À l’occasion de la célébration de la 25e édition de la Journée nationale de la Femme, la députée indépendante de la deuxième circonscription d’Oyem, Estelle Ondo, lance la réflexion sur le positionnement de la problématique de la femme dans notre pays. Dans la tribune libre ci-après, elle relève les résistances autour de la pleine garantie de l’égalité des droits entre les sexes telle que consacrée par la Constitution. Une situation qui invite à interroger sur la nature et les raisons des goulots d’étranglement toujours observés dans la longue marche pour l’égalité homme/femme, malgré le dispositif juridique favorable aux femmes du Gabon.
Ce 17 avril 2023 qui marque la 25e édition de la célébration de la «Journée nationale de la Femme» nous donne l’opportunité de réfléchir quelque peu sur le positionnement de la problématique de la femme dans notre pays.
Cette journée, décrétée en 1998 en République gabonaise nous permet, aujourd’hui plus qu’hier, de nous rappeler la lutte multiséculaire du monde entier, pour promouvoir les droits de la femme et localement, d’honorer ces Gabonais, femmes et hommes qui se sont battus et continuent ce combat, pour faire «avancer» la femme gabonaise dans tous les secteurs d’activité et dans toutes les dimensions humaines. Du point de vue économique, son Excellence El Hadj Omar BONGO ONDIMBA avait arrimé à cette journée le Concours du Grand Prix du Président de la République pour la promotion des activités socio-économiques des femmes, qui n’est plus organisé depuis 2015. L’objectif en était de promouvoir les savoir-faire des femmes gabonaises, aussi bien à l’échelle nationale qu’internationale, que d’encourager leur autonomisation socioéconomique ; en fait, c’était un outil de développement de la femme, y compris la femme rurale.
Il nous paraît préjudiciel de rappeler que la question de la promotion des droits de la femme n’est pas spécifique à notre pays, elle est plutôt aussi vieille que le monde ; elle préoccupe depuis toujours, malgré les avancées observées ici et là, la majorité des États du monde entier, un monde particulièrement patriarcal.
Le rôle traditionnel de l’homme dans la famille et dans la société doit ainsi évoluer autant que celui de la femme, si on veut parvenir à une réelle égalité de l’homme et de la femme.
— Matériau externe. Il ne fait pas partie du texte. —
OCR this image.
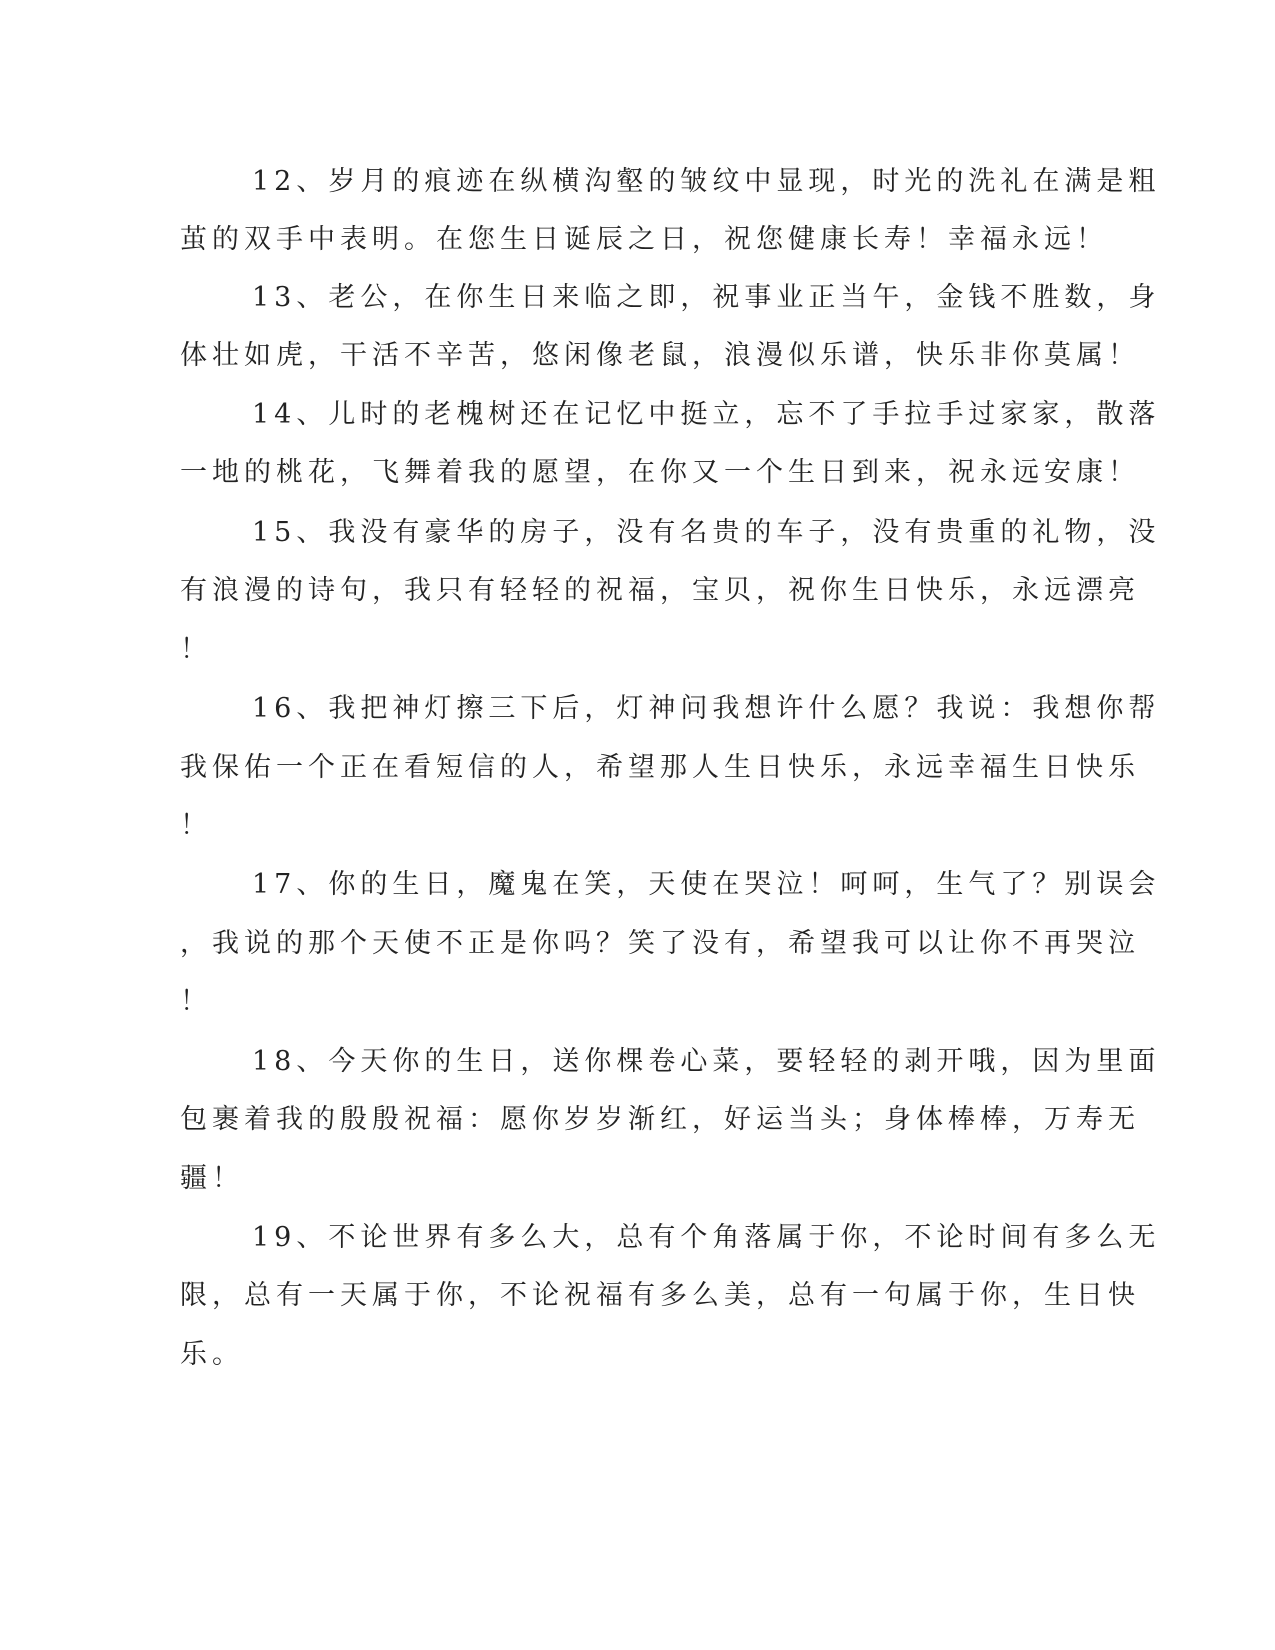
12、岁月的痕迹在纵横沟壑的皱纹中显现，时光的洗礼在满是粗

茧的双手中表明。在您生日诞辰之日，祝您健康长寿！幸福永远！

13、老公，在你生日来临之即，祝事业正当午，金钱不胜数，身

体壮如虎，干活不辛苦，悠闲像老鼠，浪漫似乐谱，快乐非你莫属！

14、儿时的老槐树还在记忆中挺立，忘不了手拉手过家家，散落

一地的桃花，飞舞着我的愿望，在你又一个生日到来，祝永远安康！

15、我没有豪华的房子，没有名贵的车子，没有贵重的礼物，没

有浪漫的诗句，我只有轻轻的祝福，宝贝，祝你生日快乐，永远漂亮

！

16、我把神灯擦三下后，灯神问我想许什么愿？我说：我想你帮

我保佑一个正在看短信的人，希望那人生日快乐，永远幸福生日快乐

！

17、你的生日，魔鬼在笑，天使在哭泣！呵呵，生气了？别误会

，我说的那个天使不正是你吗？笑了没有，希望我可以让你不再哭泣

！

18、今天你的生日，送你棵卷心菜，要轻轻的剥开哦，因为里面

包裹着我的殷殷祝福：愿你岁岁渐红，好运当头；身体棒棒，万寿无

疆！

19、不论世界有多么大，总有个角落属于你，不论时间有多么无

限，总有一天属于你，不论祝福有多么美，总有一句属于你，生日快

乐。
Ces stéréotypes socioculturels néfastes ont créé et maintenu des pratiques, renforcé les discriminations entre hommes et femmes, combattues aujourd’hui par de nombreux États, notamment ceux partis à l’Organisation des Nations Unies, dont notre pays le Gabon. Sur le plan continental et régional, l’Union africaine promeut également l’égalité Homme/Femme.
Le Gabon est signataire de plusieurs conventions internationales œuvrant pour la promotion et la protection des droits de l’Homme en général et des droits de la femme en particulier.
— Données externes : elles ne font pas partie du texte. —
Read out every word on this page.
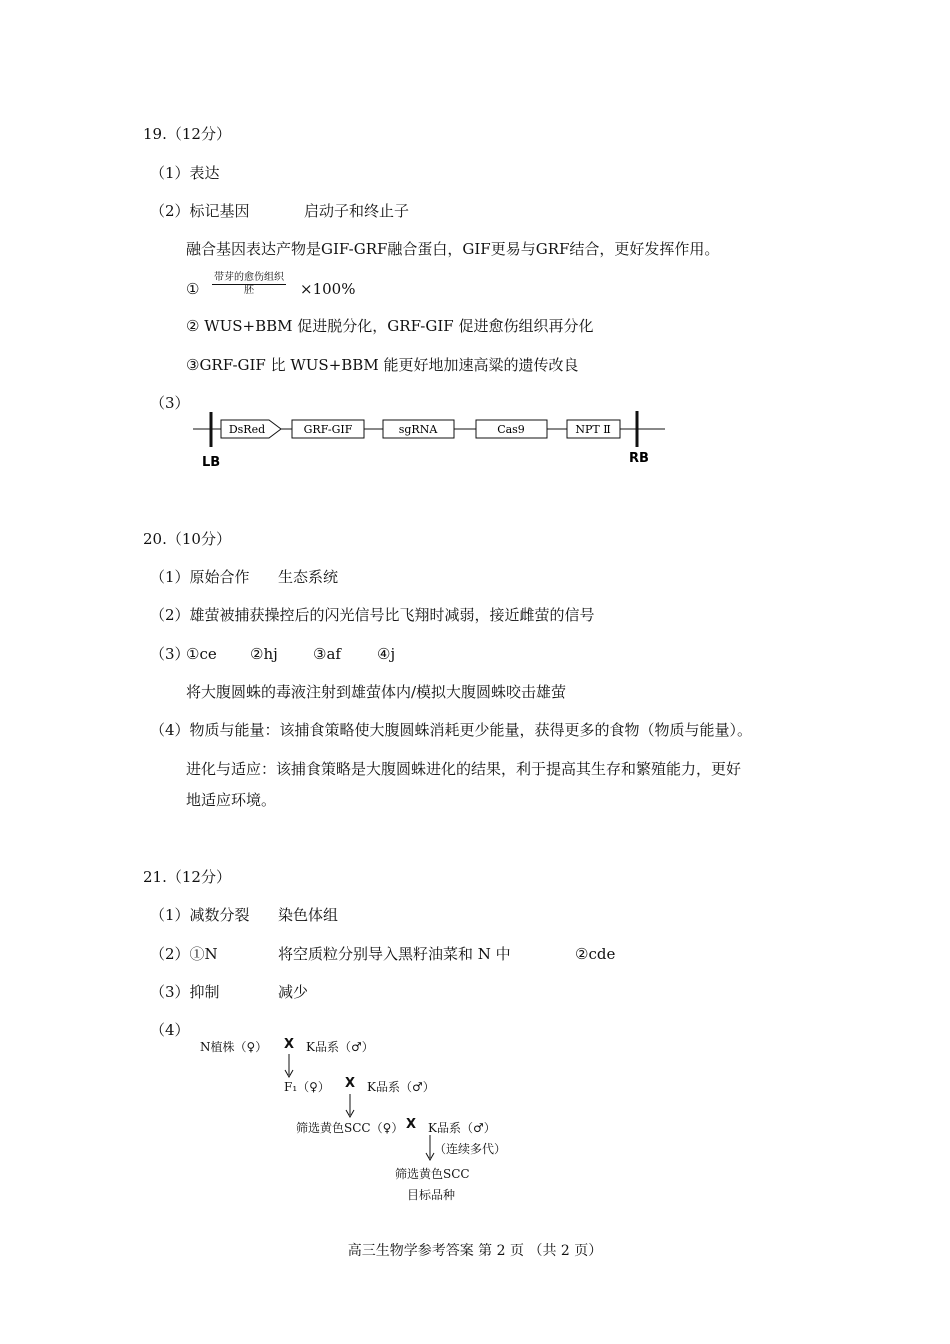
19.（12分）
（1）表达
（2）标记基因	启动子和终止子
融合基因表达产物是GIF-GRF融合蛋白，GIF更易与GRF结合，更好发挥作用。
①
带芽的愈伤组织
胚	×100%
② WUS+BBM 促进脱分化，GRF-GIF 促进愈伤组织再分化
③GRF-GIF 比 WUS+BBM 能更好地加速高粱的遗传改良
（3）
DsRed	GRF-GIF	sgRNA	Cas9	NPT Ⅱ
LB	RB
20.（10分）
（1）原始合作 生态系统
（2）雄萤被捕获操控后的闪光信号比飞翔时减弱，接近雌萤的信号
（3）
①ce ②hj ③af ④j
将大腹圆蛛的毒液注射到雄萤体内/模拟大腹圆蛛咬击雄萤
（4）物质与能量：该捕食策略使大腹圆蛛消耗更少能量，获得更多的食物（物质与能量）。
进化与适应：该捕食策略是大腹圆蛛进化的结果，利于提高其生存和繁殖能力，更好
地适应环境。
21.（12分）
（1）减数分裂 染色体组
（2）①N	将空质粒分别导入黑籽油菜和 N 中	②cde
（3）抑制	减少
（4）
N植株（♀） X K品系（♂）
F₁（♀） X K品系（♂）
筛选黄色SCC（♀） X K品系（♂）
（连续多代）
筛选黄色SCC
目标品种
高三生物学参考答案 第 2 页 （共 2 页）
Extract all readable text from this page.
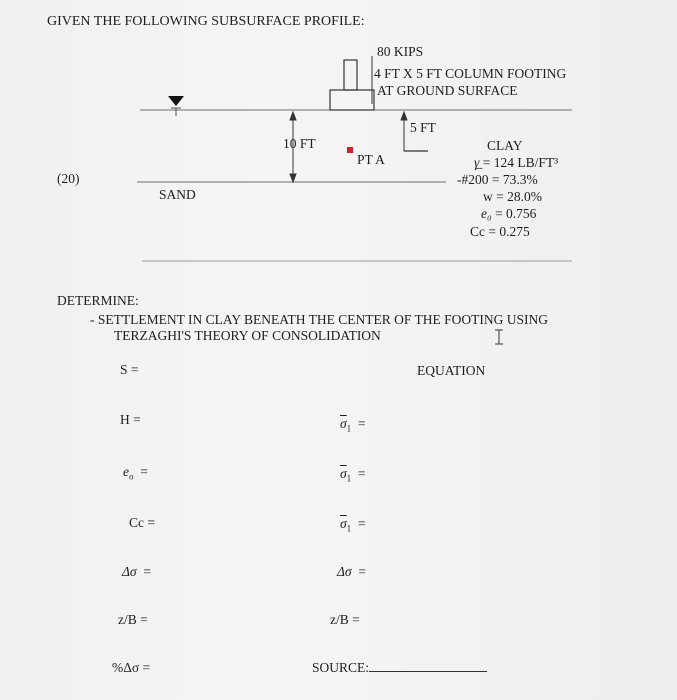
GIVEN THE FOLLOWING SUBSURFACE PROFILE:
80 KIPS
4 FT X 5 FT COLUMN FOOTING
AT GROUND SURFACE
10 FT
5 FT
PT A
(20)
SAND
CLAY
γ̲ = 124 LB/FT³
-#200 = 73.3%
w = 28.0%
e₀ = 0.756
Cc = 0.275
DETERMINE:
- SETTLEMENT IN CLAY BENEATH THE CENTER OF THE FOOTING USING
TERZAGHI'S THEORY OF CONSOLIDATION
S =	EQUATION
H =
$e_o$ =
Cc =
Δσ =
z/B =
%Δσ =
$\overline{\sigma}_1$ =
$\overline{\sigma}_1$ =
$\overline{\sigma}_1$ =
Δσ =
z/B =
SOURCE:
À cet effet, sans exhaustivité, le Gabon a ratifié de nombreux traités internationaux et souscrit aux orientations définies par les Nations Unies dans le cadre du programme d’action de Beijing pour la promotion de la femme adopté en 1995, aux Objectifs du Millénaire pour le Développement (OMD), à la Déclaration de Maputo, à celle d’Istanbul, à la Déclaration des Chefs d’État d’Addis Abeba sur le genre en 2004, et actuellement aux Objectifs de Développement Durable (ODD).
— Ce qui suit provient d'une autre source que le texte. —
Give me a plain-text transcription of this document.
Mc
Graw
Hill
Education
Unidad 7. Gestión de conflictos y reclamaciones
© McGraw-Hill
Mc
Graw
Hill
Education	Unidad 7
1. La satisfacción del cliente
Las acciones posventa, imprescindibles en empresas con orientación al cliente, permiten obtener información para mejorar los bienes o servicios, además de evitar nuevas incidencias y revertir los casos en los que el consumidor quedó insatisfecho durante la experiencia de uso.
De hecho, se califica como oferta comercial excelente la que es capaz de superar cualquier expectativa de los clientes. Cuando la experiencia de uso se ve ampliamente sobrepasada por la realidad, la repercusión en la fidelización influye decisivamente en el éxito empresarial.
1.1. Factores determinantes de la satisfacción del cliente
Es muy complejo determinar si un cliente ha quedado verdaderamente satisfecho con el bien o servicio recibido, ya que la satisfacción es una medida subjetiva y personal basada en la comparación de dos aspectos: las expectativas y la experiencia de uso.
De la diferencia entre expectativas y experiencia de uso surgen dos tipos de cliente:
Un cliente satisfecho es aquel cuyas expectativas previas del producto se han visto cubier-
En ratifiant la Convention pour l’Élimination de toutes les formes de Discrimination à l’Égard des Femmes (CEDEF) le 21 janvier 1983, le Gabon adhérait à l’esprit de cette Convention qui s’inspire des principes fondamentaux des Nations Unies qui ont proclamé à nouveau leur foi dans les droits fondamentaux de l’homme, dans la dignité et la valeur de la personne humaine et dans l’égalité de droits des hommes et des femmes.
En analysant en détail la signification de la notion d’égalité et les moyens de l’atteindre, la Convention, en plus d’être une déclaration internationale des droits des femmes, énonce aussi un programme d’actions pour que les États parties garantissent l’exercice de ces droits et des libertés fondamentales sur la base de l’égalité avec les hommes » (art. 3) et que ces États créent les mécanismes efficaces de mise en œuvre.
Dans cet esprit, le Gabon a pris un certain nombre de mesures en vue de promouvoir les droits spécifiques des femmes.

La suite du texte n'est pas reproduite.